Einheitsniedertracht bis ins letzte Glied

Was ist der Hauptunterschied zwischen der israelischen und der deutschen Öffentlichkeit? Ich habe die Antwort einmal in die – ein Qualitätsjournalist könnte hier schreiben: "augenzwinkernde" – Sentenz gefasst: Fünf Juden, zehn Meinungen, fünf Deutsche, eine Meinung. Woran erkennt man also einen wirklich eingedeutschten, praktisch germanisierten Juden? Nun, daran dass er sturheil die Deutsche Einheitsmeinung (DEM) vertritt, das heißt jene sardellenschwarmkonform über die Seitenlinie oder bereits durch flüchtigen Medienkonsum verlässlich zu erspürende Ansicht, die in politischen Belangen mit deprimierender Erwartbarkeit vom Kanzleramt über den Bundespräsidenten und sämtliche Parteien (außer derzeit einer), in allen Medien, Kirchen, Gewerkschaften, Universitäten, Schulen, Theatern, Stiftungen, Vereinen, Sportclubs, Ämtern und Hauptämtern etc. ad nauseam pp. als verbindlich gilt, was unappetitlich genug ist, aber beinahe makaber wird, wenn ausgerechnet Angehörige des eigentlich undiszipliniertesten, gleichschaltungsunwilligsten Kollektivs (sofern diese contradictio in adiecto gestattet ist) daran teilhaben – gottlob nur im Einzugsgebiet des deutschen Grundgesetzes.
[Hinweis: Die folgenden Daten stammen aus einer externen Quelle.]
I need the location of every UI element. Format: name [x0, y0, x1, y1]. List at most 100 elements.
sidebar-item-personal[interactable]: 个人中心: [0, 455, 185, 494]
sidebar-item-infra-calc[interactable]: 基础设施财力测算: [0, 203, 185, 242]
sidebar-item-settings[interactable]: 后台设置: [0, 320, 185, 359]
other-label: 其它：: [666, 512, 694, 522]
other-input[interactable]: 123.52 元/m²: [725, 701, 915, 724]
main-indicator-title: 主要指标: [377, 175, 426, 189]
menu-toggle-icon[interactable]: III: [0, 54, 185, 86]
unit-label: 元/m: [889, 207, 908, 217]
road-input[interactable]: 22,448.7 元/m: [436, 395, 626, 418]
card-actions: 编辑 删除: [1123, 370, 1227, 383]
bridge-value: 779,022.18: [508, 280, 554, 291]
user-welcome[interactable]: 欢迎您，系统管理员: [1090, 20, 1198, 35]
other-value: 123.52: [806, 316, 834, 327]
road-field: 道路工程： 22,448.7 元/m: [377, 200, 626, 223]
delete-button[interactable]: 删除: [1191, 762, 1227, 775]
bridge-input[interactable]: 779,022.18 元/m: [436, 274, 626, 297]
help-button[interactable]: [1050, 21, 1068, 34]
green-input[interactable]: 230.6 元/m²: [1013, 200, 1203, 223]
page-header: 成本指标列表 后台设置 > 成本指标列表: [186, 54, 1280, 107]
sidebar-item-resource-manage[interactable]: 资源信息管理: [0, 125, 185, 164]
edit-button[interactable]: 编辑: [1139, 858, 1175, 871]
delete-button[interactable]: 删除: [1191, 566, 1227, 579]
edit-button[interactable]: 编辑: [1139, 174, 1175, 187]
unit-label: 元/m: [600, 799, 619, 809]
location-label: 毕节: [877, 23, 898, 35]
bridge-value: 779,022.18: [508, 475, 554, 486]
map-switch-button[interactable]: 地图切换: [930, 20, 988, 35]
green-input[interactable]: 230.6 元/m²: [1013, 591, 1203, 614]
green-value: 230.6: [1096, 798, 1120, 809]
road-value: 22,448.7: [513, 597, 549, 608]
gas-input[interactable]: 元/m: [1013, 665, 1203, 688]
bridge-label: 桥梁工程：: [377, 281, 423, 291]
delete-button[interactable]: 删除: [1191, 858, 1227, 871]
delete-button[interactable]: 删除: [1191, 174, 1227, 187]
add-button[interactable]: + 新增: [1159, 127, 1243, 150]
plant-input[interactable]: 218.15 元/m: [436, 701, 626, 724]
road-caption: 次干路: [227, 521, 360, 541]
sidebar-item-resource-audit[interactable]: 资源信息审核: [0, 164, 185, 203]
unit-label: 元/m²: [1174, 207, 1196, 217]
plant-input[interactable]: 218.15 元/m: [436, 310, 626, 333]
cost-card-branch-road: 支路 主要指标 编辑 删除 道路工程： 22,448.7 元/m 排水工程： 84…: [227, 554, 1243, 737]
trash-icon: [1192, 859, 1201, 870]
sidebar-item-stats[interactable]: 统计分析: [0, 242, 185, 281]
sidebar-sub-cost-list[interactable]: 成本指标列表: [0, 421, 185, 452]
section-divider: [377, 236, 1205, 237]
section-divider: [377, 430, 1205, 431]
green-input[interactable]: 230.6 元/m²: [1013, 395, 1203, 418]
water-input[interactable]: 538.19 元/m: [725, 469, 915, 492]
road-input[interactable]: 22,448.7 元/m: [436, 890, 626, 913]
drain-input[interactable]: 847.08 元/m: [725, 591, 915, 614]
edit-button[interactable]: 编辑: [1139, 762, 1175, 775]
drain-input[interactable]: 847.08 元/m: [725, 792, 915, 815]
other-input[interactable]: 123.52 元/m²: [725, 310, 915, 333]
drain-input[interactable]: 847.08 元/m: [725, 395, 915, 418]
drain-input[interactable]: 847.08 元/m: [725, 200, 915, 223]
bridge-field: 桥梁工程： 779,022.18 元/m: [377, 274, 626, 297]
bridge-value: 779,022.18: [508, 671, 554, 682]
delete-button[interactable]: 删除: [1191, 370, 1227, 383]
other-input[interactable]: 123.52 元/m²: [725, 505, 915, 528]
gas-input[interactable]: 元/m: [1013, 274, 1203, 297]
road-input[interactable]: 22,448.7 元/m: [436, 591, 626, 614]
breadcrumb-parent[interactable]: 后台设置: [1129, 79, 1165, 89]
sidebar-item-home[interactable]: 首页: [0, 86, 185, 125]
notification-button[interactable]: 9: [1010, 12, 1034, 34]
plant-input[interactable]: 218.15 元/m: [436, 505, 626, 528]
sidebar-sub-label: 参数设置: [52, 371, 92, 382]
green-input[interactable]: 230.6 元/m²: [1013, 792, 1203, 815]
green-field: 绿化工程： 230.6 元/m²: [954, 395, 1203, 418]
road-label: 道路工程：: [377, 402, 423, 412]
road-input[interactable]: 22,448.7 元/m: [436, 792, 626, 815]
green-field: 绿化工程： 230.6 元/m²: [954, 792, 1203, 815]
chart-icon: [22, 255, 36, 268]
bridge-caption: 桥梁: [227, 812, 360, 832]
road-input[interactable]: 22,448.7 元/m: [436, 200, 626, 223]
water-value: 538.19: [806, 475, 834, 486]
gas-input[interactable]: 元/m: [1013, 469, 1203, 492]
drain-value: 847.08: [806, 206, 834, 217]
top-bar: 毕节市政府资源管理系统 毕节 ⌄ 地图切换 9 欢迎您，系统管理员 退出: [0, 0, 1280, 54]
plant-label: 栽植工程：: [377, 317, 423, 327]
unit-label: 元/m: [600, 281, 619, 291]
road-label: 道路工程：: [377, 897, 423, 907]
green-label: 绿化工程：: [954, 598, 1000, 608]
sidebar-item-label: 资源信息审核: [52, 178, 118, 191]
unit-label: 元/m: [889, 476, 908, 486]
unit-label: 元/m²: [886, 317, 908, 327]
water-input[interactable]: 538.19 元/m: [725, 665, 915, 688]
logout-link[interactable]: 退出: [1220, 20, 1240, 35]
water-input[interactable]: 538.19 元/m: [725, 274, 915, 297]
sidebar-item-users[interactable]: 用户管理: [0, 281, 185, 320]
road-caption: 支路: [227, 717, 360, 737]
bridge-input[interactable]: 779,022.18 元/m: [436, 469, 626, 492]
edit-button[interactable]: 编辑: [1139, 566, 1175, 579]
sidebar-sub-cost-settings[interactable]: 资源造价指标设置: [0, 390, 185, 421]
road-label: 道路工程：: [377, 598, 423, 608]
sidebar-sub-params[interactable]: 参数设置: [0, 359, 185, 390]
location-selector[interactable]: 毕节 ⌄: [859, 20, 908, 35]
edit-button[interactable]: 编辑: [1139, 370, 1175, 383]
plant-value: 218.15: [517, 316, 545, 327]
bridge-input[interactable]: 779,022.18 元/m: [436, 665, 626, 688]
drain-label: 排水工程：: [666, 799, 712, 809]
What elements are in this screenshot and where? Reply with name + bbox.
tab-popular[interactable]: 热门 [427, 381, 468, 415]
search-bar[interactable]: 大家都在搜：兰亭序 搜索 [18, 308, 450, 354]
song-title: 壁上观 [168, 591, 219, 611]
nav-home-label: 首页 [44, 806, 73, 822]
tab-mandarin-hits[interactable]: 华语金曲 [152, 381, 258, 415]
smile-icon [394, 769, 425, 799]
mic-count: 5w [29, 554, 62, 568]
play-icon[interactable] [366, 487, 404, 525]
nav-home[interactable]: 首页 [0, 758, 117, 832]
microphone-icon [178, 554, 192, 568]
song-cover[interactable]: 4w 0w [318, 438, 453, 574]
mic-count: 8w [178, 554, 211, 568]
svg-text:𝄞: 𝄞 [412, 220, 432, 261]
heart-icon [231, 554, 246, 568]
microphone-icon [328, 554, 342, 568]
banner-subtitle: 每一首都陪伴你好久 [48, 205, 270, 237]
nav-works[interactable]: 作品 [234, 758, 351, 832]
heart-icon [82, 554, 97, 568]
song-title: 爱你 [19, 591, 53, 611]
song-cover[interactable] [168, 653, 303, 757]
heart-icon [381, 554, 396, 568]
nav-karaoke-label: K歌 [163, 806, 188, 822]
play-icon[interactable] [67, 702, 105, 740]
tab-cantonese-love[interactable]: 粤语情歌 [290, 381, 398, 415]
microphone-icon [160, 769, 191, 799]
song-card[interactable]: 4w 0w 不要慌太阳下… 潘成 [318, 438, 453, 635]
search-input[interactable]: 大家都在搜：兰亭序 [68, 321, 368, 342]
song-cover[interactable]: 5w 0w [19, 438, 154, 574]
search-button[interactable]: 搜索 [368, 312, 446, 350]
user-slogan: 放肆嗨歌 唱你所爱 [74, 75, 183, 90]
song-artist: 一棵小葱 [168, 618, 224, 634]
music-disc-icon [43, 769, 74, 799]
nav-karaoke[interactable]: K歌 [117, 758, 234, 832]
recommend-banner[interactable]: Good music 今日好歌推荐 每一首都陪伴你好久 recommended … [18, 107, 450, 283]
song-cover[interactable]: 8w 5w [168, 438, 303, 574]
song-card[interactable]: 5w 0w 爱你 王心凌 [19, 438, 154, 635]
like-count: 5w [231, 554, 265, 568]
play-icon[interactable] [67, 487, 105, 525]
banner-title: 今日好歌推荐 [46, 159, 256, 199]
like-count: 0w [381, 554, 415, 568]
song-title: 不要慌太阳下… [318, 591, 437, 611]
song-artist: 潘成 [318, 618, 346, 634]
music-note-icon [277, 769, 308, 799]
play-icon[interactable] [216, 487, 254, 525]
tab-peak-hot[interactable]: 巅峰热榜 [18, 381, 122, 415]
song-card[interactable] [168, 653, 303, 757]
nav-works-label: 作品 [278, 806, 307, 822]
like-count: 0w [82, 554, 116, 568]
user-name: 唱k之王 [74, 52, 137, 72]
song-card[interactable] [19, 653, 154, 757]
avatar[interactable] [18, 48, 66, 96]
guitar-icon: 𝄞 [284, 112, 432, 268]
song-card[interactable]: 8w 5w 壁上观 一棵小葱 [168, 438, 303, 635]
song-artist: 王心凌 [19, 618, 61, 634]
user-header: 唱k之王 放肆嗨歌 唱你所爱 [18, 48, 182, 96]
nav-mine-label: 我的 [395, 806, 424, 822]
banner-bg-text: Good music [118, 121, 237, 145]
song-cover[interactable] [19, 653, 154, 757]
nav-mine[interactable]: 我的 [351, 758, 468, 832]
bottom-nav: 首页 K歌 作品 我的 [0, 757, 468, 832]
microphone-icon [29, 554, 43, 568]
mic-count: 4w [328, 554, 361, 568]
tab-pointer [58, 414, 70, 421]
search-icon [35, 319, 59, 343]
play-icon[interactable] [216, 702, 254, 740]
Anderswo (und hierzulande unter vier Augen) kann man mit Juden nach wie vor ganz normal in verteilten politischen Rollen reden, streiten und sich amüsieren. Aber in den löchrigen Grenzen von ’schland, davon darf sich jeder derzeit anhand der uniformen Reaktionen auf die Gründung eines jüdischen Detachements innerhalb der AfD überzeugen, marschiert zumindest die öffentlich sichtbare Judenheit im selben Gleichschritt, wie’s dem Kern- und Knalldeutschen ansteht resp. konveniert, mittenmang natürlich Michel Friedman, der gemeinsam mit Konstantin Wecker die Widerstandsgruppe "Weiße Linie" ins Leben gerufen hat (und man möchte, wenn auch nur aus Ennui, an Jacob Taubes’ Bemerkung erinnern, dass für deutsche Juden die Versuchung, Nazis zu werden, nicht bestand, weil man sie ja gar nicht erst gelassen hat).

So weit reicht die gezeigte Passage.